Serialization — releasing a book in sequential installments, often in magazines and newspapers — has been used to build suspense for hundreds of years. Between 1836 and 1837, Charles Dickens popularized this form of printing to release his first novel, The Posthumous Papers of the Pickwick Club, in 20 parts. Reception was subdued until the fourth installment, when sales soared to 40,000 in one month. 

Dickens subsequently published eight other novels in part-issue format, helming a long list of 19th-century authors such as George Eliot, Robert Louis Stevenson, Elizabeth Gaskell and Thomas Hardy, who all used serialization to release new work. But contemporary authors are also relying on this form. One popular example is how author Andy Weir used his website to slowly publish The Martian, which later became a blockbuster hit starring Matt Damon as an astronaut trapped alone on Mars. 

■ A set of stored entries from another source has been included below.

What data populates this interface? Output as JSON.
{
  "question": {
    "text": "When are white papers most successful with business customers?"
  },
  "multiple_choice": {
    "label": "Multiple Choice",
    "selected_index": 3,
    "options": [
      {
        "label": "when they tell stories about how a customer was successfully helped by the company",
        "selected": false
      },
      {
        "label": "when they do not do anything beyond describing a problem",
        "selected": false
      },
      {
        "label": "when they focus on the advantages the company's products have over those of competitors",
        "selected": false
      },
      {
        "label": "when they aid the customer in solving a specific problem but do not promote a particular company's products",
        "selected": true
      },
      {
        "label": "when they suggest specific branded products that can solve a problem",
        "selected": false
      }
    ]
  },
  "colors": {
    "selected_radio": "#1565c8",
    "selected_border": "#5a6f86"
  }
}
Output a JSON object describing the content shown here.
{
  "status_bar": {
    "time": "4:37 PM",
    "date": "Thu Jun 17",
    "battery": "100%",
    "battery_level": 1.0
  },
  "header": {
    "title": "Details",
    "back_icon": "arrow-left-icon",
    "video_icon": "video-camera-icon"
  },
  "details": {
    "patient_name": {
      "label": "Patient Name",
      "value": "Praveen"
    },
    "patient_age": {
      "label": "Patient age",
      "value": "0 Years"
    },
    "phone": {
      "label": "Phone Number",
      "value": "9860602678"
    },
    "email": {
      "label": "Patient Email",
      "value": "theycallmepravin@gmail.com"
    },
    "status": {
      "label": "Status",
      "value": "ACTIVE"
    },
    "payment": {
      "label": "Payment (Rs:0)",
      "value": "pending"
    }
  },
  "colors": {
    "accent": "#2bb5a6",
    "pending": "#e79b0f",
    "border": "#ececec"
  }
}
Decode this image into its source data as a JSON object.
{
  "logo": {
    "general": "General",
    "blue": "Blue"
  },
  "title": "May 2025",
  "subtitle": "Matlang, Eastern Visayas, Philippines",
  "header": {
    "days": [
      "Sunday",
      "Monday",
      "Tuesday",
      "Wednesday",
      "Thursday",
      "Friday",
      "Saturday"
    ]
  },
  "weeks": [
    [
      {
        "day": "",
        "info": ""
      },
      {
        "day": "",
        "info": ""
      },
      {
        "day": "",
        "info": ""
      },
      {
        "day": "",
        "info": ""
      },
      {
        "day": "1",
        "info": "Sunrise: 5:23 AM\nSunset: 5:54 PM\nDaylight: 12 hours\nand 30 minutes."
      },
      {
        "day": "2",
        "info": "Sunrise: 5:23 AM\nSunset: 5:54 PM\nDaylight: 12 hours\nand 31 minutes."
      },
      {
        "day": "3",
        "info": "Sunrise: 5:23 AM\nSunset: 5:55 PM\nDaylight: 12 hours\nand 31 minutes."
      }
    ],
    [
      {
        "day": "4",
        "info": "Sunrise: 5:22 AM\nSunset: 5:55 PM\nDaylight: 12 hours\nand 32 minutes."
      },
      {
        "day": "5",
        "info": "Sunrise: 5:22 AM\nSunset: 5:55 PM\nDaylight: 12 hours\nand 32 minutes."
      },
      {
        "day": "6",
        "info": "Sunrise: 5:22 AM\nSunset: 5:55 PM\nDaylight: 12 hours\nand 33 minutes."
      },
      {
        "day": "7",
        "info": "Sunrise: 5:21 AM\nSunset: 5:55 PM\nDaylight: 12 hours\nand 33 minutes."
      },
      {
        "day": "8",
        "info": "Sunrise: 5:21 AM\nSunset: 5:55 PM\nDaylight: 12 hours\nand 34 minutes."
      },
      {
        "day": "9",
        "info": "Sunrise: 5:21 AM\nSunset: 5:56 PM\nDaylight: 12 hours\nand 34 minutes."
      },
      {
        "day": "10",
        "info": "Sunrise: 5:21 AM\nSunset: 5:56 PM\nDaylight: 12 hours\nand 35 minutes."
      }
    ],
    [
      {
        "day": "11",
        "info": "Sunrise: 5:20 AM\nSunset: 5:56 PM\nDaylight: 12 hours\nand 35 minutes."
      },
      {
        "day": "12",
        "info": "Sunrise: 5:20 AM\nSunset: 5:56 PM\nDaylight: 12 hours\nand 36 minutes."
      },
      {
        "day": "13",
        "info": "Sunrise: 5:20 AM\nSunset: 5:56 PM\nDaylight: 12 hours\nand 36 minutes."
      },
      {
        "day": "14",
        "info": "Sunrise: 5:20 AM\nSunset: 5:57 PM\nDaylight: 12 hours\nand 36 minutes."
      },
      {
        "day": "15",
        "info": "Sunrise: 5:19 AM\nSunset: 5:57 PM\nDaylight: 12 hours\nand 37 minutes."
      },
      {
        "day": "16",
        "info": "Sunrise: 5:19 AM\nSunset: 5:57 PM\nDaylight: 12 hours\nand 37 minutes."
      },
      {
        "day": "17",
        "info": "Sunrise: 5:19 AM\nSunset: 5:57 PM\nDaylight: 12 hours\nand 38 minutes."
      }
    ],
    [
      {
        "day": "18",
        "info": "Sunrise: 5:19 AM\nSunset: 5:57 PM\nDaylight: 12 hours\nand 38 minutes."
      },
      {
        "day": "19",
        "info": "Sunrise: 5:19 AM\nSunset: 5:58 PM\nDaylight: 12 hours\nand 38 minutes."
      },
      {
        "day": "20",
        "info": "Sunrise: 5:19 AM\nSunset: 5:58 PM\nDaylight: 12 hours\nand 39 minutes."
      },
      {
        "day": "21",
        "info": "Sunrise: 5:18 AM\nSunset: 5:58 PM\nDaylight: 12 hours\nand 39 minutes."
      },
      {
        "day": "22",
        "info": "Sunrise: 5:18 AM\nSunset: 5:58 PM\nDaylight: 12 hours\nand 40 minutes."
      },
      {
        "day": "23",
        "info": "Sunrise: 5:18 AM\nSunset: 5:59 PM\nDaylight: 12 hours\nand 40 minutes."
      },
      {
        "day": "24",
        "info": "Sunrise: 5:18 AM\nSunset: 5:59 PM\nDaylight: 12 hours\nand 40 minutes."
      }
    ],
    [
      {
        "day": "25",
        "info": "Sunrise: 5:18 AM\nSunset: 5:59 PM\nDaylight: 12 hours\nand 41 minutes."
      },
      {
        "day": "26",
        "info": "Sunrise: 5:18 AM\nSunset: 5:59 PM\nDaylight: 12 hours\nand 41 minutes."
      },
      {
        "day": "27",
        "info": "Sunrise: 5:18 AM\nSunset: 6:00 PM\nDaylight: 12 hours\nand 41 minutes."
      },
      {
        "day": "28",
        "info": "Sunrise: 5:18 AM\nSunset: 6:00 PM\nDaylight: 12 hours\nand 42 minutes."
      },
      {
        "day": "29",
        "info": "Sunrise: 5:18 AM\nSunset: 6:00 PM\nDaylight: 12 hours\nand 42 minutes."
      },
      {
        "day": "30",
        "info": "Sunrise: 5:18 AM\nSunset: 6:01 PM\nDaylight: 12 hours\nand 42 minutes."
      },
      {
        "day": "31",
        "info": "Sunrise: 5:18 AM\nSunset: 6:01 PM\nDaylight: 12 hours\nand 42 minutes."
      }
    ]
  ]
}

“It builds suspense in the same way that commercial television builds suspense, putting a mini-cliffhanger before every commercial break,” says Alina Adams, a New York Times best-selling author who is currently writing a dramatic serial novel for Soap Hub Insider, a website for soap opera fans. “Serialized stories are definitely returning.”

For The Long Call, serialization takes advantage of the natural chapter arcs — and helps build the mystery before unraveling it. 

“You want to leave the end of the chapter with people wanting to know what’s happening next,” Cleeves says. “You want them to turn the page.” Or in this case, click their cursor. And the timing of this book works out, she adds. “Traditional crime fiction does well at times of disturbance and when we’re unsettled. In Agatha Christie, it was the time of great turbulence. In the ’70s and ’80s, it was another golden age of crime — industry unrest, strikes. It is a form that people turn to because there is some reassurance that things will come together in the end.”